Head coach Tom Izzo was outraged.

"You know darn well there's 4,000 or 5,000 students in the riot and 400 or 500 were involved," he told the State News at the time. "I would love for those 400 or 500 to get mad and say they were never coming to another game.

"I will buy their tickets," Izzo said. "I will pay them for their tickets not to come."

But not even disapproval from the beloved Izzo — or his pleas for good behavior, sent in email messages to students prior to games in later years — has managed to inhibit what's become a tournament tradition.

Similar revelries took place in 2003 and 2005, after NCAA tournament losses to Texas and the University of North Carolina, respectively.

On March 30, 2003, about 2,000 people flooded East Lansing streets, causing about $40,000 in damage. Police released more than 135 canisters of chemical ammunition, or tear gas, on campus and in the city, attempting to disperse the revelers. About 30 revelers were arrested in the 2003 disturbances.

In 2005, 21 students were arrested at Cedar Village and the East Lansing Police Department found themselves under fire for releasing tear gas within 20 minutes of the end of the UNC game to disperse large crowds, according to State News archives.

MSU alumnus Jacob Courville attended MSU between 2001 and 2005 during both disturbances.

Before social media became a prominent fixture in the day to day life of the average MSU student, they relied on word of mouth. When it came to Cedar Village, Courville said, "people just knew to come."

Courville might have felt the burning sting of tear gas himself on more than one occasion, but he knew the complex's infamy began long before.

"In 1999, we were playing Duke the first time it happened," he recalled. "For whatever the reason after that, it just became a quick and recognizable tradition. Anytime we were anywhere in the tournament, win or lose, Cedar Village was the place to congregate."

As for police response, it was simply an uneven ratio.

"You'd see a very large group of students and a disproportionate amount of police, and all of a sudden you'd see the tear gas," Courville said. "It was how they dealt with it."

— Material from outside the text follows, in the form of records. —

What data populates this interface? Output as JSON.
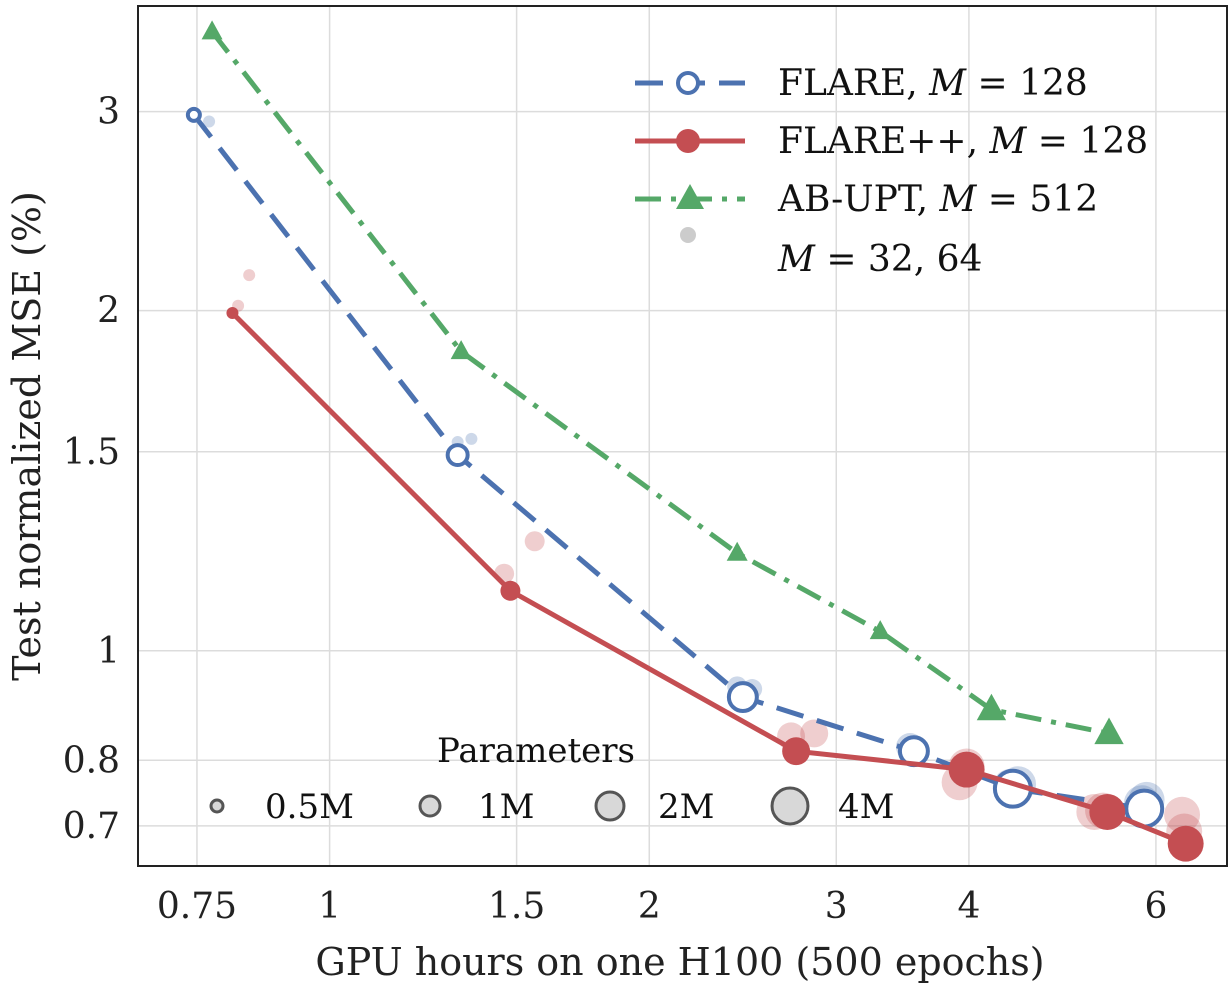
{
  "chart_data": {
    "type": "line",
    "xscale": "log",
    "yscale": "log",
    "xlabel": "GPU hours on one H100 (500 epochs)",
    "ylabel": "Test normalized MSE (%)",
    "xlim": [
      0.66,
      7.0
    ],
    "ylim": [
      0.645,
      3.72
    ],
    "xticks": [
      0.75,
      1,
      1.5,
      2,
      3,
      4,
      6
    ],
    "xtick_labels": [
      "0.75",
      "1",
      "1.5",
      "2",
      "3",
      "4",
      "6"
    ],
    "yticks": [
      0.7,
      0.8,
      1,
      1.5,
      2,
      3
    ],
    "ytick_labels": [
      "0.7",
      "0.8",
      "1",
      "1.5",
      "2",
      "3"
    ],
    "grid": true,
    "series": [
      {
        "name": "FLARE, M = 128",
        "name_parts": [
          "FLARE, ",
          "M",
          " = 128"
        ],
        "color": "#4c72b0",
        "line_style": "dashed",
        "marker": "open-circle",
        "x": [
          0.745,
          1.32,
          2.45,
          3.55,
          4.4,
          5.85
        ],
        "y": [
          2.98,
          1.49,
          0.91,
          0.815,
          0.755,
          0.725
        ],
        "params_millions": [
          0.5,
          1,
          2,
          2,
          4,
          4
        ]
      },
      {
        "name": "FLARE++, M = 128",
        "name_parts": [
          "FLARE++, ",
          "M",
          " = 128"
        ],
        "color": "#c44e52",
        "line_style": "solid",
        "marker": "filled-circle",
        "x": [
          0.81,
          1.48,
          2.75,
          3.98,
          5.4,
          6.4
        ],
        "y": [
          1.99,
          1.13,
          0.815,
          0.785,
          0.72,
          0.675
        ],
        "params_millions": [
          0.5,
          1,
          2,
          4,
          4,
          4
        ]
      },
      {
        "name": "AB-UPT, M = 512",
        "name_parts": [
          "AB-UPT, ",
          "M",
          " = 512"
        ],
        "color": "#55a868",
        "line_style": "dashdot",
        "marker": "triangle",
        "x": [
          0.775,
          1.33,
          2.42,
          3.3,
          4.2,
          5.42
        ],
        "y": [
          3.53,
          1.84,
          1.22,
          1.04,
          0.887,
          0.845
        ],
        "params_millions": [
          1,
          1,
          1,
          1,
          2,
          2
        ]
      }
    ],
    "secondary_points_label_parts": [
      "M",
      " = 32, 64"
    ],
    "secondary_points": [
      {
        "series": "FLARE, M = 128",
        "color": "#4c72b0",
        "x": [
          0.77,
          1.32,
          1.36,
          2.42,
          2.5,
          3.52,
          3.55,
          4.38,
          4.45,
          5.82,
          5.88
        ],
        "y": [
          2.94,
          1.53,
          1.54,
          0.93,
          0.925,
          0.822,
          0.818,
          0.758,
          0.762,
          0.733,
          0.738
        ],
        "params_millions": [
          0.5,
          0.5,
          0.5,
          1,
          1,
          2,
          2,
          4,
          4,
          4,
          4
        ]
      },
      {
        "series": "FLARE++, M = 128",
        "color": "#c44e52",
        "x": [
          0.82,
          0.84,
          1.46,
          1.56,
          2.72,
          2.86,
          3.92,
          3.98,
          5.25,
          5.35,
          6.35,
          6.38
        ],
        "y": [
          2.02,
          2.15,
          1.17,
          1.25,
          0.84,
          0.845,
          0.765,
          0.79,
          0.72,
          0.722,
          0.716,
          0.692
        ],
        "params_millions": [
          0.5,
          0.5,
          1,
          1,
          2,
          2,
          4,
          4,
          4,
          4,
          4,
          4
        ]
      }
    ],
    "size_legend": {
      "title": "Parameters",
      "labels": [
        "0.5M",
        "1M",
        "2M",
        "4M"
      ],
      "values_millions": [
        0.5,
        1,
        2,
        4
      ]
    },
    "legend_position": "top-right"
  }
}
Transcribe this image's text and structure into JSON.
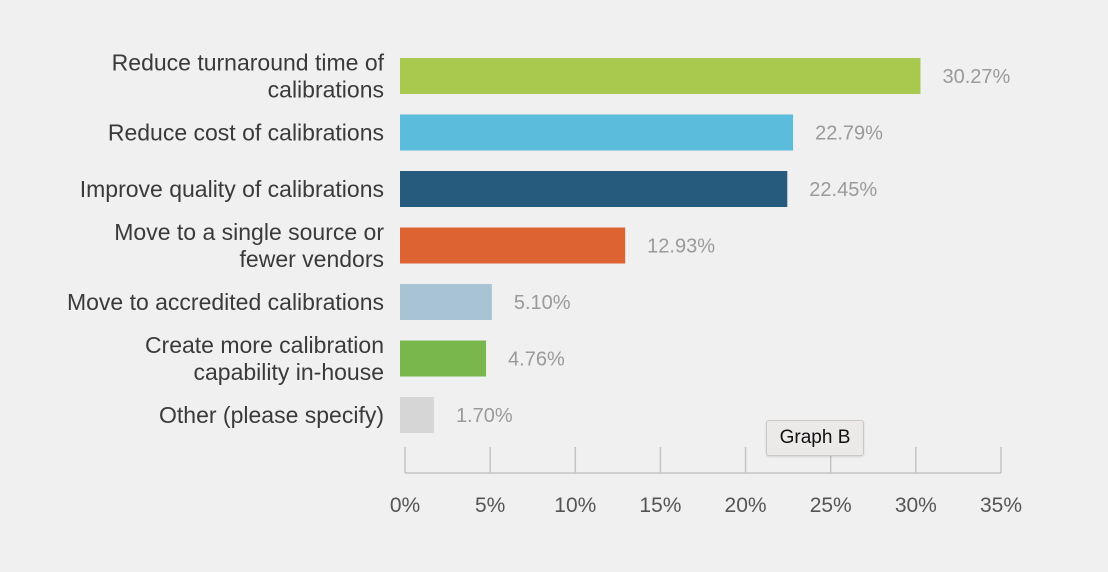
{
  "chart_data": {
    "type": "bar",
    "orientation": "horizontal",
    "categories": [
      [
        "Reduce turnaround time of",
        "calibrations"
      ],
      [
        "Reduce cost of calibrations"
      ],
      [
        "Improve quality of calibrations"
      ],
      [
        "Move to a single source or",
        "fewer vendors"
      ],
      [
        "Move to accredited calibrations"
      ],
      [
        "Create more calibration",
        "capability in-house"
      ],
      [
        "Other (please specify)"
      ]
    ],
    "values": [
      30.27,
      22.79,
      22.45,
      12.93,
      5.1,
      4.76,
      1.7
    ],
    "value_labels": [
      "30.27%",
      "22.79%",
      "22.45%",
      "12.93%",
      "5.10%",
      "4.76%",
      "1.70%"
    ],
    "colors": [
      "#a8c94e",
      "#5bbcdc",
      "#275b7d",
      "#dd6432",
      "#a8c4d4",
      "#79b64b",
      "#d6d6d6"
    ],
    "xlim": [
      0,
      35
    ],
    "ticks": [
      0,
      5,
      10,
      15,
      20,
      25,
      30,
      35
    ],
    "tick_labels": [
      "0%",
      "5%",
      "10%",
      "15%",
      "20%",
      "25%",
      "30%",
      "35%"
    ],
    "grid": false,
    "title": "",
    "xlabel": "",
    "ylabel": ""
  },
  "tooltip": {
    "text": "Graph B"
  }
}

Courville remembers knowing to head to Cedar Village for a good time even before the "ubiquity of sharing things on Facebook."

It was an incredibly popular place to live and not just to visit, but not because of its facilities, he said.

"It was well known as a place that was kind of crusty and overpriced," Courville said. "But if you wanted to be in the middle of the action, of the party, that's where you lived. No one was living there for the amenities, and I'm sure that's still the case."